Born to an Irish mother who left when Asuncion was just 1 year old, Asuncion was raised in inner-city Chicago by her Filipino father who had immigrated to the United States in his 20s and taught her that blending in as much as possible was the best way to ensure her security.
“My father wouldn’t teach me his language, because of the extreme prejudice against Asians right after World War II,” says Asuncion.
In her poem “Pigmentocracy” she writes about the whitewashing of people of color through the idealization of white skin and Western facial features.
“There is a billion-dollar industry in lightening products for blacks and for Asians,” she says. “Everyone wants to blend in with the white god. As a high school and college student, I’d go lay out at the beach and pour baby oil on my skin with iodine in it so I could get dark. And my father had no idea what I was doing. He wanted me to be light. He didn’t want me to stand out.”
She likens his fear to what Arabs face in America today: “Blend in or you’re a danger.”
Her father served in the U.S. military in a segregated Filipino unit that was sent back to the Philippines to fight the Japanese, earning him his naturalized citizenship. She says he felt pressure as an immigrant to do well in this country and worked very hard. “He thought he was doing right by me,” she says. But she did not receive the affection she craved.
“He was a shadow,” Asuncion says. “He wasn’t approachable. It wasn’t until years later I realized he was living in a foreign country, always on guard. I never got him until toward the end when I chose to take care of him out of love and devotion. I’m starting to unravel that mystery and see who he was: a loving father who protected me no matter what.”
To cut on the bias in either cooking or sewing means to cut at an angle, or slant. “I always felt different,” Asuncion says. “Cut on the Bias refers to my bias, my slant on the world from being biracial.” The collection includes poems about her family, her experience of the world as a child and reflections on the current state of the world—particularly war and the abuse of women—with hope for peace and healing.

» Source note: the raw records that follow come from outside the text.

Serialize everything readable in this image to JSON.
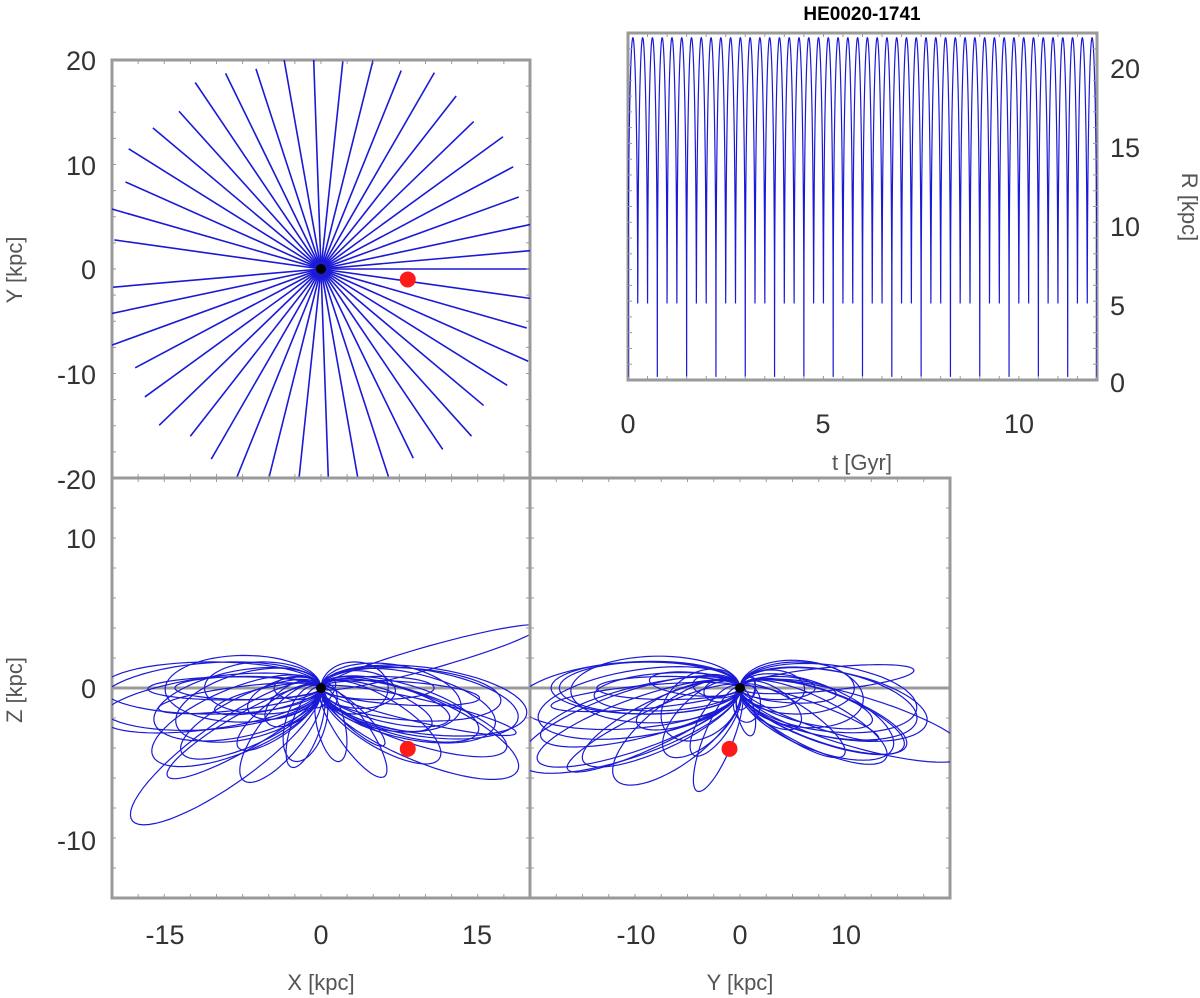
{
  "colors": {
    "orbit": "#1a1ad6",
    "marker": "#ff1a1a",
    "origin": "#000000",
    "frame": "#9a9a9a",
    "zero_line": "#9a9a9a"
  },
  "chart_data": [
    {
      "id": "xy",
      "type": "line",
      "title": "",
      "xlabel": "",
      "ylabel": "Y [kpc]",
      "xlim": [
        -20,
        20
      ],
      "ylim": [
        -20,
        20
      ],
      "yticks": [
        20,
        10,
        0,
        -10,
        -20
      ],
      "xticks": [],
      "orbit_description": "radial orbit spokes through Galactic centre",
      "spoke_angles_deg": [
        -175,
        -168,
        -160,
        -152,
        -144,
        -136,
        -128,
        -120,
        -112,
        -104,
        -96,
        -88,
        -80,
        -72,
        -64,
        -56,
        -48,
        -40,
        -32,
        -24,
        -16,
        -8,
        0,
        5,
        12,
        20,
        28,
        36,
        44,
        52,
        60,
        68,
        76,
        84,
        92,
        100,
        108,
        116,
        124,
        132,
        140,
        148,
        156,
        164,
        172
      ],
      "apocenter_kpc": 21.7,
      "origin": {
        "x": 0,
        "y": 0
      },
      "current_position": {
        "x": 8.3,
        "y": -1.0
      }
    },
    {
      "id": "rt",
      "type": "line",
      "title": "HE0020-1741",
      "xlabel": "t [Gyr]",
      "ylabel": "R [kpc]",
      "xlim": [
        0,
        12
      ],
      "ylim": [
        0,
        22
      ],
      "xticks": [
        0,
        5,
        10
      ],
      "yticks": [
        0,
        5,
        10,
        15,
        20
      ],
      "period_gyr": 0.25,
      "r_max_kpc": 21.7,
      "r_min_kpc": 0.2
    },
    {
      "id": "xz",
      "type": "line",
      "title": "",
      "xlabel": "X [kpc]",
      "ylabel": "Z [kpc]",
      "xlim": [
        -20,
        20
      ],
      "ylim": [
        -14.5,
        14.5
      ],
      "xticks": [
        -15,
        0,
        15
      ],
      "yticks": [
        10,
        0,
        -10
      ],
      "origin": {
        "x": 0,
        "z": 0
      },
      "current_position": {
        "x": 8.3,
        "z": -4.2
      }
    },
    {
      "id": "yz",
      "type": "line",
      "title": "",
      "xlabel": "Y [kpc]",
      "ylabel": "",
      "xlim": [
        -20,
        20
      ],
      "ylim": [
        -14.5,
        14.5
      ],
      "xticks": [
        -10,
        0,
        10
      ],
      "yticks": [],
      "origin": {
        "y": 0,
        "z": 0
      },
      "current_position": {
        "y": -1.0,
        "z": -4.2
      }
    }
  ]
}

But her hope is not a passive one. On the fourth Wednesday of every month she hosts an open mic at The Bridge PAI, where she encourages members of the community of any age, gender, race, economic background and ability to share their stories, poems, songs, comedy and performance.

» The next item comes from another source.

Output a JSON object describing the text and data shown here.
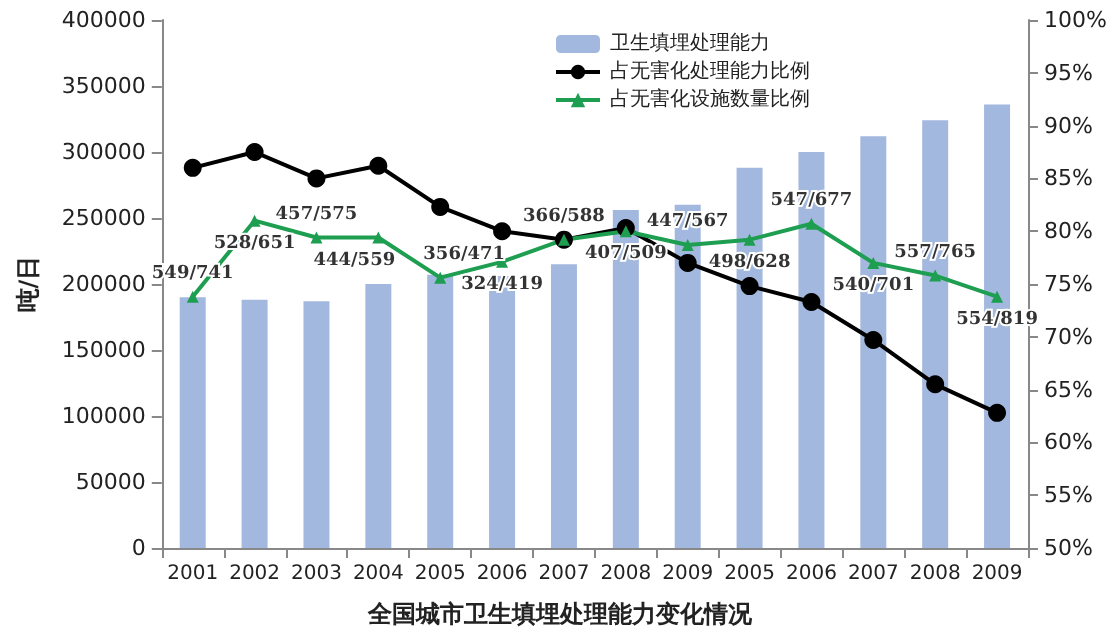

“At the Bridge, it’s really, really important to me that it’s a safe space for diversity,” says Asuncion. “In Charlottesville there’s a lot of art but not always a lot of mingling of different artists.”
When Asuncion moved here three years ago, she wasted no time seeking out and connecting with local spoken word poets and performers. She attended a Verbs & Vibes open mic where she read a hip-hop poem called “Grandma’s in the House.” “I went there looking for my community,” she says.
The next year she started her own open mic at Bon, which then moved to C’ville Coffee, and has now found its home at the Bridge. “I knocked on doors,” she laughs. “I have no shame. The Bridge is perfect. It’s a well-known place, the location is accessible to 250, and we have the same vision to involve the community on a grassroots level.”
An activist first, she sees poetry as a way to use language to find common ground. And while she has always written and was once a traveling singer-songwriter, as well as the principal for two art schools, she has honed in on the practice of writing since retiring and connecting with other writers in Charlottesville.
On July 22, she will give a reading at Rapunzel’s in Lovingston on the theme of “home,” before and after which her friend, Ukulele Katie, will play and sing old tunes from the 1920s-’50s. You can also find Asuncion hosting the open mic at The Bridge on July 27, at the Senior Center on August 1 leading a support program for caregivers and at WriterHouse on September 8, with two other women artists of multicultural heritage.
In her spare time, Asuncion is hard at work on another collection of poetry.
“The working title is Room for Rent,” she says. “It’s about how everything is transient. It’s wise to not hold on to things that we can’t, to realize that everything is fluid.”
In other words, this too shall pass. But in the meantime, we can come together with our differences and our pain, and listen to each other, a profound action toward affecting change.